背振山地の北西端にある浮嶽神社に行きました。
そこに収蔵してある仏像を見るためです。
神社に仏像?
そうなんです。明治の神仏分離政策による廃仏毀釈の難から、地元の人がこの神社に移し守られた仏像です。
元々仏像は、同じ地に建っていた久安寺にあったものだそうです。

浮嶽神社


一見してふつうの神社です。
ところが、境内の収蔵庫には平安時代に作られた仏像が安置されています。

まずは地蔵菩薩立像

(許可をもらって撮影しています)



8の字の袖口






この地蔵様を拝観するのは2回目です。
初めて見たのは3年前、九州歴史資料館での「九州山岳霊場遺宝」特別展のときで、そこで受けたインパクトが大きく、機会があればこの像が祀ってある浮嶽神社をいつかは訪ねたいと思っていました。
それが実現しました。
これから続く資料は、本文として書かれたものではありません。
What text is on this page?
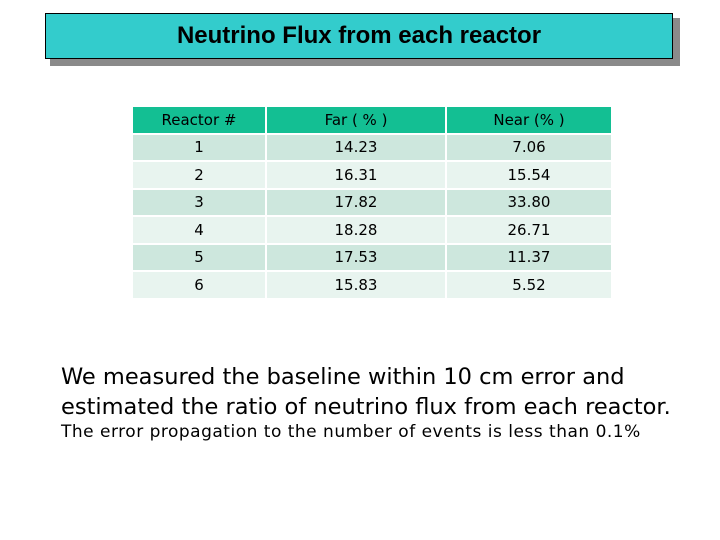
Neutrino Flux from each reactor
Reactor #	Far ( % )	Near (% )
1	14.23	7.06
2	16.31	15.54
3	17.82	33.80
4	18.28	26.71
5	17.53	11.37
6	15.83	5.52
We measured the baseline within 10 cm error and
estimated the ratio of neutrino flux from each reactor.
The error propagation to the number of events is less than 0.1%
ゆっくりと色んな角度から仏像を眺めることができ大満足です。


この地蔵様の右側の仏像はここで初めて見たのですが、その佇まい、流麗な美しさに衝撃を受けました。
なんと美しい仏様だろう、と。


如来形立像
















如来形坐像


こちらの仏像は、ウソは許しませんよ、というような厳しい表情をされています。








この目で見つめられると、思わず「ご免なさい」と言ってしまいそうです。
それぐらいの目力のある仏像です。


以上の3体はいずれも平安時代前期の作だそうです。
つぎは平安時代後期に作られた仏像です。


阿弥陀如来坐像


こちらも「九州山岳霊場遺宝」特別展にも展示されていたので、2回目の拝観になります。











最後に、神将形立像


先ほどの阿弥陀如来坐像の周りを囲むように7体の神将が配置されていました。
元々は十二神将で薬師如来像を守っていたのでしょうが現在はこのような展示になっています。

ボロボロです。




仏を取り囲むように守護する神将




虫食いや傷みがひどく立てない神将は、寝せて仏をお守りされていました。


痛々しい仏像ですが、3年前の「九州山岳霊場遺宝」展にはこの神将形立像が展示をされていたのです。
繰り返しになりますが、あの時は浮嶽神社の遺宝として地蔵菩薩立像、阿弥陀如来坐像、そしてこの神将形立像でした。
アート(芸術)という点では如来形立像なのでしょうが、あえて傷みの大きい神将形立像が選ばれていたことに今更ながら感動を覚えました。
同じように歴史の風雪に耐えたという点でどの仏像も尊いのです。
神将立像は、明治の廃仏毀釈の頃もかなり傷んでいたのではなかろうかと思われるのですが、他の仏像と同じように、災難から避難させた地元の人達、その方々の信仰心の厚さには敬意の念を抱かずにはいられません。



収蔵庫の様子
(庫内は照明が暗かったので、うまく写っていません。←言い分け…)











この後、山岳信仰の山・背振山の最北の山・十坊山に向かいます。